En 1989, les élections présidentielles mènent Collor à la tête de l’Etat. C’est un chapitre assez triste de l’histoire brésilienne. Le président Collor a présenté un discours disant qu’il voulait mener le Brésil à la modernité, il a essayé lui aussi de contrôler l’inflation, mais le plus important pour lui était l’ouverture économique. La mise en place du plan Collor a été précédée par le consensus de Washington, par lequel le FMI, la Banque mondiale, le gouvernement des Etats-Unis et les principaux pays créanciers de l’Amérique latine s’étaient mis d’accord sur un agenda pour les pays d’Amérique latine comportant les points suivants : stabilisation de l’économie, ouverture commerciale et financière, accélération du processus de privatisation, réduction du déficit public, diminution de la taille de la machine de l’Etat, de la bureaucratie. Le plan Collor est la réplique fidèle du consensus de Washington mais la stabilisation de l’économie a mal tourné. L’« empeachement » (destitution) de Collor pour corruption a conduit le vice-président Itamor Franco à la présidence et en 1994 le ministre de l’économie, Fernando Henrique Cardoso, l’actuel président, a établi le plan Real. Le plan Real a permis de contrôler l’inflation et de donner un certain pouvoir d’achat aux pauvres. Le boom de la consommation qui en a résulté en 1995 a été tel que l’industrie n’arrivait pas à faire face à la demande, l’Etat a alors augmenté les taux d’intérêt pour freiner la consommation et facilité les importations pour stabiliser les prix, ce qui a creusé le déficit de la balance commerciale. A partir de 1996, les gains que la population la plus pauvre avait obtenus se sont dilués. Un taux de change très fort et des taux d’intérêt élevés permettent le contrôle de l’inflation mais entraînent aussi une stagnation de l’économie et donc une détérioration de l’endettement externe du pays, l’augmentation du chômage et le désintérêt pour les questions sociales telles que la santé, la formation professionnelle, l’éducation et les infrastructures.
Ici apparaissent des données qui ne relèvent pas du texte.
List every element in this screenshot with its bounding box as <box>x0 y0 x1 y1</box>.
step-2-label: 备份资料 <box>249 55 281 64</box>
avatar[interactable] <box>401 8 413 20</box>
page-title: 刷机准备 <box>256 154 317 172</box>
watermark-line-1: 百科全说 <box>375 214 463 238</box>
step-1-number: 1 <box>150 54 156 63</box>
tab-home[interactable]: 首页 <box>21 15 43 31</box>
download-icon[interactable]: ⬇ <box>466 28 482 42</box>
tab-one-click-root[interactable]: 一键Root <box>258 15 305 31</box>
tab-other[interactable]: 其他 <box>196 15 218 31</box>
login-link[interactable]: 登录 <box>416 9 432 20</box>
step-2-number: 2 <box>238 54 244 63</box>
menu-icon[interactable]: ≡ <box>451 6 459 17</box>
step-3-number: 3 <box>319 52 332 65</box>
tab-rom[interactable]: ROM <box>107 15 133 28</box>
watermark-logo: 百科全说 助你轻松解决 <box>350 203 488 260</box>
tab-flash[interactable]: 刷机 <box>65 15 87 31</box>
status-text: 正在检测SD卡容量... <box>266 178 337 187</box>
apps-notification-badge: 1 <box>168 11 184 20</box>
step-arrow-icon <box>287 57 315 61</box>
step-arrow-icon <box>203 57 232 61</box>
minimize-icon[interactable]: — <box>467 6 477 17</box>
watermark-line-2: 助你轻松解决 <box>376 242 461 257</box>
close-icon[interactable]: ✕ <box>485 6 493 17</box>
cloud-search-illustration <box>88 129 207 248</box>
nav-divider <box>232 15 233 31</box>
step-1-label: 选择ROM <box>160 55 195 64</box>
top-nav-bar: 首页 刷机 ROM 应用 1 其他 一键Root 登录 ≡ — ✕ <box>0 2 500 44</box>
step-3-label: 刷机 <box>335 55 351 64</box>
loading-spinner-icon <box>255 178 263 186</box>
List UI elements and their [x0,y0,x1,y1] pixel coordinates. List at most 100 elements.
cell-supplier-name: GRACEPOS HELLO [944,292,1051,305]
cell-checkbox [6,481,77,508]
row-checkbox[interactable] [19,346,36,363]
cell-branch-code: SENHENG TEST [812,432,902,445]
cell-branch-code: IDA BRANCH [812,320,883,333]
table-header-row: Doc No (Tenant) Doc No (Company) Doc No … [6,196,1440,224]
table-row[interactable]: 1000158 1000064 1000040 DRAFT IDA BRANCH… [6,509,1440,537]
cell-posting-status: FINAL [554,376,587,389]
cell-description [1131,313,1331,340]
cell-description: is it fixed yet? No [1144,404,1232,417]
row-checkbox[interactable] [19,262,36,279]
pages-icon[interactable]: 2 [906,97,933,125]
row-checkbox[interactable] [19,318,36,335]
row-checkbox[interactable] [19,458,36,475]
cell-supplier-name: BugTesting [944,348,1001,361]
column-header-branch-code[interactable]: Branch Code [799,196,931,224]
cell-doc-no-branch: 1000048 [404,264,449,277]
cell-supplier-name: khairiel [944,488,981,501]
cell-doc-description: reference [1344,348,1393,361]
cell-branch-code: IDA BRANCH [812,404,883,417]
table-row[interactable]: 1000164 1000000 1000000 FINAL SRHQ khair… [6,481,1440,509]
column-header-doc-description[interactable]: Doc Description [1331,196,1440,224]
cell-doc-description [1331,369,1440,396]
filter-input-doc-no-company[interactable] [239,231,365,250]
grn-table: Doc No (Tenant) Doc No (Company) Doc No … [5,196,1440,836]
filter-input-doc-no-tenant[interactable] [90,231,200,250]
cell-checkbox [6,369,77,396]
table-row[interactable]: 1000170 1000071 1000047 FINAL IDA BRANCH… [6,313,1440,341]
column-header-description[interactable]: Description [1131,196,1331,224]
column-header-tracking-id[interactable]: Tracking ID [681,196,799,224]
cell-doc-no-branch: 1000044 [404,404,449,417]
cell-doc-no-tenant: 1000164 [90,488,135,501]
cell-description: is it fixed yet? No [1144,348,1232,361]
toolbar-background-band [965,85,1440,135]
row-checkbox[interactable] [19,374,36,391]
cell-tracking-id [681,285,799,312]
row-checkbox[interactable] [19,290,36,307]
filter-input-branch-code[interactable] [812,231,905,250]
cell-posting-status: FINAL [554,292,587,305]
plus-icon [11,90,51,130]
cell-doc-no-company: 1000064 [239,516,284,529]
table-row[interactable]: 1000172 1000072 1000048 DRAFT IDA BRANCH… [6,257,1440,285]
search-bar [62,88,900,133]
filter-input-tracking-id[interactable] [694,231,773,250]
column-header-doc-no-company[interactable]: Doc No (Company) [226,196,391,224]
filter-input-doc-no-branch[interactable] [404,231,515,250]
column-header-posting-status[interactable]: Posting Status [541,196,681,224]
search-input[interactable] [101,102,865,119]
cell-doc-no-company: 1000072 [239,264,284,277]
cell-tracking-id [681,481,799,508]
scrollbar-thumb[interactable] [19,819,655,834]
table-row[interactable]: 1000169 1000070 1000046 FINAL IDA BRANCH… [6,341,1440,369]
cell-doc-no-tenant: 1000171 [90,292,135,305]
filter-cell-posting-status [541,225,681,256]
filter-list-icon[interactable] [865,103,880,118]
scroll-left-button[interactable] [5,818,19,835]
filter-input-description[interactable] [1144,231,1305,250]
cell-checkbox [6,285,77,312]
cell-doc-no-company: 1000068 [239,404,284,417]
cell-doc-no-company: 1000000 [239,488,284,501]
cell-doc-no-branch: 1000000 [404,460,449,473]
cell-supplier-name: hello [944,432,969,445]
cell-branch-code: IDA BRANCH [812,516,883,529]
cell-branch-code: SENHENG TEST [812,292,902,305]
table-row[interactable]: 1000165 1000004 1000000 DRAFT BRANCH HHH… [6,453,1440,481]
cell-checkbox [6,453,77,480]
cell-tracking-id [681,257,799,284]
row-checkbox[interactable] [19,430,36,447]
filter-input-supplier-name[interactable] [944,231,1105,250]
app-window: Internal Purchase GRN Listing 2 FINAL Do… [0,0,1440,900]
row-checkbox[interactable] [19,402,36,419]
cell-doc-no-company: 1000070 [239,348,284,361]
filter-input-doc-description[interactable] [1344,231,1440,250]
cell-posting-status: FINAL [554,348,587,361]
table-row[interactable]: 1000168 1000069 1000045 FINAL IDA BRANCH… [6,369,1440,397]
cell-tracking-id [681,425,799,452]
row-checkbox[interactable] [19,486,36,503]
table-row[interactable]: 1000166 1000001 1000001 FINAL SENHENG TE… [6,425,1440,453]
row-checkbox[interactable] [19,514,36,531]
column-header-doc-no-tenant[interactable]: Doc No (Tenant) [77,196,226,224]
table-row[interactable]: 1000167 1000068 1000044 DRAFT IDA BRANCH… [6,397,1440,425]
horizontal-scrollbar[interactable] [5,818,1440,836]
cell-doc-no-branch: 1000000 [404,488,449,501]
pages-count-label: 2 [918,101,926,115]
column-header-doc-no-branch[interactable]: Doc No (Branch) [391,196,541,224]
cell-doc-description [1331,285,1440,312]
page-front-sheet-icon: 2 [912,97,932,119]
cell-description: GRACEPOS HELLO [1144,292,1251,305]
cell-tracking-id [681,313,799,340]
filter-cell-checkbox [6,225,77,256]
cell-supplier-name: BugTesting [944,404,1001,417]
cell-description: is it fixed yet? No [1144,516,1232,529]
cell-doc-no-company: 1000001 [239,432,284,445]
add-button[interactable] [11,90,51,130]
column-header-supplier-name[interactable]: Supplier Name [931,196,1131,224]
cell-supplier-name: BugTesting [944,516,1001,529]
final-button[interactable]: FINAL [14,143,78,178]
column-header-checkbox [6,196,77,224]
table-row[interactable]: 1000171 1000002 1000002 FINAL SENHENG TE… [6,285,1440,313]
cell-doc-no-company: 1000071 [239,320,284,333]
L’incantation à la concurrence systémique

Le gouvernement F.H. Cardoso parle de compétitivité ou concurrence systémique, d’une insertion qui ne soit pas passive du Brésil dans le processus de globalisation. Mais la politique économique menée va contre cette systémisation de l’économie. L’Etat part de l’hypothèse que les importations d’aujourd’hui, dans un délai à moyen terme, seront converties en exportations, mais rien ne l’assure : une recherche du CNI, Centre national des affaires, dépendant du patronat, et de la CEPAL, montre que 60 % des importations actuelles et prévues dans les prochaines années permettent des investissements destinés au marché intérieur, ce qui n’aura pas d’effet sur les exportations et donc sur la balance commerciale. D’autre part, il n’est pas impossible que l’état des comptes extérieurs mène à une crise comme celle de la Thaïlande.